Government shutdown updates: Biden signs stopgap funding measure

The president signed the 45-day bill on Saturday night.

Last Updated: September 30, 2023, 11:26 PM EDT

The U.S. seemed to be barreling toward what would have been one of the largest government shutdowns in history -- until a stopgap 45-day funding bill was hastily passed by Congress and signed by President Joe Biden on Saturday night, not long before the deadline.

Had lawmakers failed to reach an agreement, 3.5 million federal workers would have been expected to go without a paycheck, millions of women and children would have lost nutrition assistance, national parks would likely have closed and more.

The temporary legislation, which lasts until mid-November, affords more time for the House Republican majority and the Senate's Democratic majority to work out longer-term bills.

Latest headlines:

Here's how the news developed. All times Eastern.
Sep 29, 2023, 3:36 PM EDT

White House says they're pleading with House GOP to 'do the right thing'

OMB Director Shalanda Young told ABC News Senior White House Correspondent Selina Wang that to avert a shutdown, "we're doing everything we can to plead, beg, shame, House Republicans: do the right thing."

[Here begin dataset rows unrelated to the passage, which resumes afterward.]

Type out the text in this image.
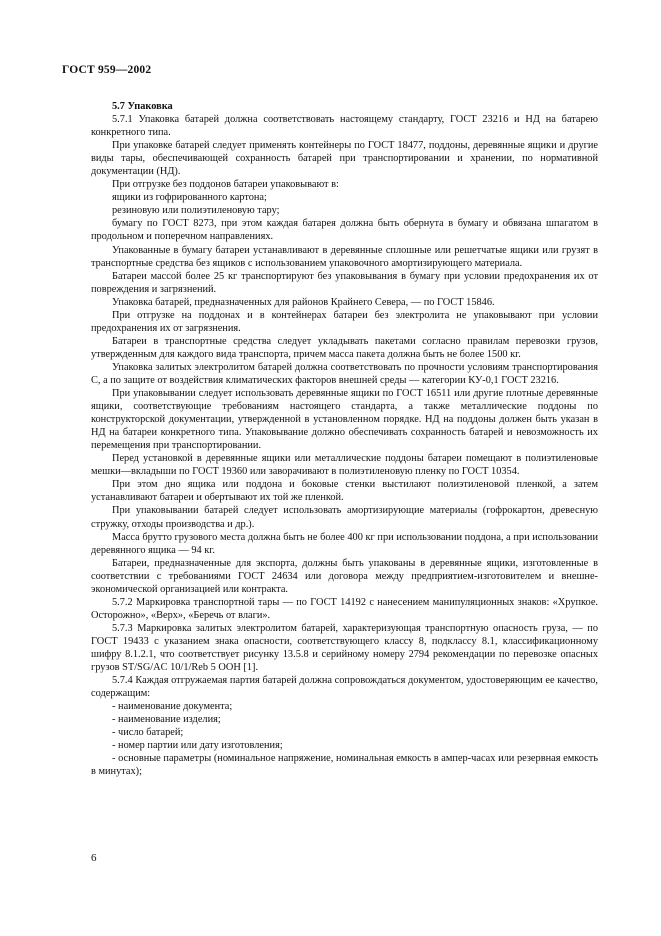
ГОСТ 959—2002

5.7 Упаковка

5.7.1 Упаковка батарей должна соответствовать настоящему стандарту, ГОСТ 23216 и НД на батарею конкретного типа.

При упаковке батарей следует применять контейнеры по ГОСТ 18477, поддоны, деревянные ящики и другие виды тары, обеспечивающей сохранность батарей при транспортировании и хранении, по нормативной документации (НД).

При отгрузке без поддонов батареи упаковывают в:

ящики из гофрированного картона;

резиновую или полиэтиленовую тару;

бумагу по ГОСТ 8273, при этом каждая батарея должна быть обернута в бумагу и обвязана шпагатом в продольном и поперечном направлениях.

Упакованные в бумагу батареи устанавливают в деревянные сплошные или решетчатые ящики или грузят в транспортные средства без ящиков с использованием упаковочного амортизирующего материала.

Батареи массой более 25 кг транспортируют без упаковывания в бумагу при условии предохранения их от повреждения и загрязнений.

Упаковка батарей, предназначенных для районов Крайнего Севера, — по ГОСТ 15846.

При отгрузке на поддонах и в контейнерах батареи без электролита не упаковывают при условии предохранения их от загрязнения.

Батареи в транспортные средства следует укладывать пакетами согласно правилам перевозки грузов, утвержденным для каждого вида транспорта, причем масса пакета должна быть не более 1500 кг.

Упаковка залитых электролитом батарей должна соответствовать по прочности условиям транспортирования С, а по защите от воздействия климатических факторов внешней среды — категории КУ-0,1 ГОСТ 23216.

При упаковывании следует использовать деревянные ящики по ГОСТ 16511 или другие плотные деревянные ящики, соответствующие требованиям настоящего стандарта, а также металлические поддоны по конструкторской документации, утвержденной в установленном порядке. НД на поддоны должен быть указан в НД на батареи конкретного типа. Упаковывание должно обеспечивать сохранность батарей и невозможность их перемещения при транспортировании.

Перед установкой в деревянные ящики или металлические поддоны батареи помещают в полиэтиленовые мешки—вкладыши по ГОСТ 19360 или заворачивают в полиэтиленовую пленку по ГОСТ 10354.

При этом дно ящика или поддона и боковые стенки выстилают полиэтиленовой пленкой, а затем устанавливают батареи и обертывают их той же пленкой.

При упаковывании батарей следует использовать амортизирующие материалы (гофрокартон, древесную стружку, отходы производства и др.).

Масса брутто грузового места должна быть не более 400 кг при использовании поддона, а при использовании деревянного ящика — 94 кг.

Батареи, предназначенные для экспорта, должны быть упакованы в деревянные ящики, изготовленные в соответствии с требованиями ГОСТ 24634 или договора между предприятием-изготовителем и внешне-экономической организацией или контракта.

5.7.2 Маркировка транспортной тары — по ГОСТ 14192 с нанесением манипуляционных знаков: «Хрупкое. Осторожно», «Верх», «Беречь от влаги».

5.7.3 Маркировка залитых электролитом батарей, характеризующая транспортную опасность груза, — по ГОСТ 19433 с указанием знака опасности, соответствующего классу 8, подклассу 8.1, классификационному шифру 8.1.2.1, что соответствует рисунку 13.5.8 и серийному номеру 2794 рекомендации по перевозке опасных грузов ST/SG/AC 10/1/Reb 5 ООН [1].

5.7.4 Каждая отгружаемая партия батарей должна сопровождаться документом, удостоверяющим ее качество, содержащим:

- наименование документа;

- наименование изделия;

- число батарей;

- номер партии или дату изготовления;

- основные параметры (номинальное напряжение, номинальная емкость в ампер-часах или резервная емкость в минутах);

6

Asked to respond to the concerns of mothers who rely on WIC for their babies' nutrition, Young gave an impassioned response:

"The cavalierness is what gets me. I've heard people say in a Republican House conference, 'Oh, shutdown. It's not that bad. It's not like the debt ceiling.' Well, you go tell people who cannot pay their daycare bill ... You go tell men and women in uniform that they don't get a paycheck when they show up to work every day. You will tell that mother that she cannot … And you're right, it -- it sets an expectation for how people deal with their government throughout their lives."

Director of the Office of Budget and Management Shalanda Young speaks during the daily briefing in the Brady Briefing Room of the White House in Washington, DC, on May 30, 2023.
Saul Loeb/AFP via Getty Images

Sep 29, 2023, 3:40 PM EDT

How did we get here?

Earlier this year, amid the threat of a first-ever default on the nation's debt, President Joe Biden and Speaker Kevin McCarthy negotiated a spending cap for the 2024 budget year beginning Oct. 1. But spending legislation remains mired in Congress with the hard-liners in the House insisting on curbing spending further and other proposals that couldn't pass the Senate.

A last-ditch effort by McCarthy to pass a short-term funding measure with border security measures to keep the government open until Oct. 31 failed on Friday. More than 20 Republicans voted against it.

The Democrat-led Senate is considering a separate stopgap bill to keep the government open until Nov. 17 as well as additional funding for Ukraine and FEMA, but McCarthy has already said it would be dead on arrival in the House.

Congress remained at a standstill Friday afternoon with the shutdown deadline roughly 32 hours away.

The U.S. Capitol Building is shown on Aug. 1, 2023 in Washington.